Intersection

[Reincarnation] Forgive?

Why the faithful flock to corrupt leaders

Damon Hodge

In the Bible, Saul of Tarsus was one bad mamma jamma. He delighted in jailing Jesus’ followers and coercing them to blaspheme his name. As the story goes, Saul was traveling from Jerusalem to Damascus when a bolt of light hit him and he heard a voice: “Saul, Saul, why do you persecute me?”

“Who are you, Lord?” Saul asked.

“I am Jesus, whom you are persecuting. Now get up and go into the city, and you will be told what you must do.”

Long story short: Saul became Paul and morphed into one of Jesus’ biggest supporters, willing to suffer persecution and incarceration to promote Christ to a wayward world.

Indicted former politician Lynette Boggs seems to be fashioning a Paul-like metamorphosis. Boggs faces 18 to 30 years if convicted of two felony counts of perjury and filing false documents related to her time on the County Commission.

Earlier this year, she co-founded the nonprofit FaithWorks USA “to expand the works of Jesus Christ in Las Vegas” and faith-based multimedia company 2:18 Entertainment. She’s trekked to Africa to preach. Her company recently co-sponsored a spiritual conference for women.

Never shy to invoke religion, Boggs once told a City Council critic, “I send you right back into the fire in the name of Jesus Christ.” Some in the media wonder whether this total religious submersion is genuine, or if she’s just the latest in a long line (from disgraced pastor Jim Bakker to dog-fighting financier Michael Vick) who’ve invoked faith when the buzzards circle.

Another question looms even larger: Why do people still follow disgraced religious leaders?

Asked to comment on Boggs’ legal problems, several FaithWorks officials declined comment.

It’s common: Colorado Springs pastor Ted Haggard received offers of financial help from members of New Life Church after he was ousted for buying meth and allegedly soliciting a male escort. E-mails intercepted by Utah authorities show members of the polygamous Fundamentalist Church of Jesus Christ of Latter-day Saints support their jailed leader Warren Jeffs, referring to him as “beloved prophet” and their “angel in Christ.” Jeffs was found guilty on two counts of being an accomplice to raping a teenage girl. Back in Vegas, former Second Baptist Church pastor Willie Davis, who got probation for his role in misappropriating nearly half a million dollars in federal grant monies, opened a new church this month.
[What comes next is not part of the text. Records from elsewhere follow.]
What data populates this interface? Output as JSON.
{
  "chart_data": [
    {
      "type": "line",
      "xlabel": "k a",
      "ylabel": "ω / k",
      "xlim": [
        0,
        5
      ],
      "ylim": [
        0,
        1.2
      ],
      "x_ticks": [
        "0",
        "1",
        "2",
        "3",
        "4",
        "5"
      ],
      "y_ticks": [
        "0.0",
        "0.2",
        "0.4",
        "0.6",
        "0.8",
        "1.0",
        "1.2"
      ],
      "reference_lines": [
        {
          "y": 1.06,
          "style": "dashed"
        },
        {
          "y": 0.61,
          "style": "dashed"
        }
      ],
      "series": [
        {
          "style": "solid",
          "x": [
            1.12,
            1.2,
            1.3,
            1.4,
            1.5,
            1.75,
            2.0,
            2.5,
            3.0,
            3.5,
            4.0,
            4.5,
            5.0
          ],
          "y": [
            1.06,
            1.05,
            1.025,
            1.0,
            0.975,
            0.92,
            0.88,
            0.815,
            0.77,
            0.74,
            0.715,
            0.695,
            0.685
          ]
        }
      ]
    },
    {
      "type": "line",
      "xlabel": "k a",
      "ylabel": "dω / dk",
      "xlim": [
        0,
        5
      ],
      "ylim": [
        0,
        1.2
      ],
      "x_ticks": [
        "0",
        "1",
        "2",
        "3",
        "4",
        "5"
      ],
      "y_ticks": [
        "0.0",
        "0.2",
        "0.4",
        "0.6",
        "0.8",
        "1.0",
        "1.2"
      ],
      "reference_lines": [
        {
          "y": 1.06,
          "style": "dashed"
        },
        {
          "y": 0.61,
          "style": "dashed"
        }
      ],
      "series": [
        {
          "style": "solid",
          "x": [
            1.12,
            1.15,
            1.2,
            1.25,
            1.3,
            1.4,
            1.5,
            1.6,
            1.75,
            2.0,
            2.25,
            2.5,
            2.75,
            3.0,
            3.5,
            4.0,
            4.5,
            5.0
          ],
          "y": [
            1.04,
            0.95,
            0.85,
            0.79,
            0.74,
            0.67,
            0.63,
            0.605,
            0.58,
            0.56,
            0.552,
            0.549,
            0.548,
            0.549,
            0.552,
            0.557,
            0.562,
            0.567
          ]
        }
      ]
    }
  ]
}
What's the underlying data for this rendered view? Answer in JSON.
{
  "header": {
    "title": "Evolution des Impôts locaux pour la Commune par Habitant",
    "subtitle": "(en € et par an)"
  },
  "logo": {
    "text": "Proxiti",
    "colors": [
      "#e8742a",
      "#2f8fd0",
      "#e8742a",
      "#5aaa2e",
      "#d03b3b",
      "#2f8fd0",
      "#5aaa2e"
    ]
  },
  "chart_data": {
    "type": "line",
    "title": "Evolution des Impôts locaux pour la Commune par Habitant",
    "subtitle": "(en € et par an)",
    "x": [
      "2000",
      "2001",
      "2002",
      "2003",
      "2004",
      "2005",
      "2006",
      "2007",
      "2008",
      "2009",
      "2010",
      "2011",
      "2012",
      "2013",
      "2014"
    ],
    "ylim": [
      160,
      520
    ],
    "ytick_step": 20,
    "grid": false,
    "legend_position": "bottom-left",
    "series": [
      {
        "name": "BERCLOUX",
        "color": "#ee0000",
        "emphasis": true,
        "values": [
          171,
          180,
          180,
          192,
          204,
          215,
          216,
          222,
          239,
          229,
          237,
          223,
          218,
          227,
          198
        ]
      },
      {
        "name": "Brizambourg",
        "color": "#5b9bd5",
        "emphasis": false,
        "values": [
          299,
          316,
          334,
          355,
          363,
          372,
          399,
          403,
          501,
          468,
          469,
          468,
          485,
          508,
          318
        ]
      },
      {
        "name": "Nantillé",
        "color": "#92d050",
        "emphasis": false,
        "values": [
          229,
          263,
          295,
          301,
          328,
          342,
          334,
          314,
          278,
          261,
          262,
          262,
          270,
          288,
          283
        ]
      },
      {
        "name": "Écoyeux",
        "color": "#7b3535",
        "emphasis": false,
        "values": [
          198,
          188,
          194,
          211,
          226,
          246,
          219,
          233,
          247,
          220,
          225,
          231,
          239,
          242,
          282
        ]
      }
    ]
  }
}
Are religious people simply more forgiving? Part of the answer involves denomination, says UNLV professor Dan Stout, co-editor the Journal of Media and Religion, a peer-reviewed tome exploring interplays between faith and mass communication.

“Religion is really about values, and there are competing values associated with forgiveness and with just punishments,” Stout says. “Your conservative or evangelical Protestants—Pentecostals and Southern Baptists—have a more literal interpretation of biblical punishments, while mainline Protestants—your Methodists and Presbyterians—have a broader interpretation of forgiveness and punishment.”

Aren’t other, irreligious forces at work, too? Members of my family followed the late pastor A.J. Thompson, founder of Victory Missionary Baptist Church, to three congregations. Their allegiance to him trumped any alleged misbehavior.

The media focuses on the religious leader’s sins, Stout says, but congregations tend to look at the leader’s entire life, the good works he or she has done.

For Boggs—as for Davis and Jeffs and Haggard—that’s a bit of a miracle.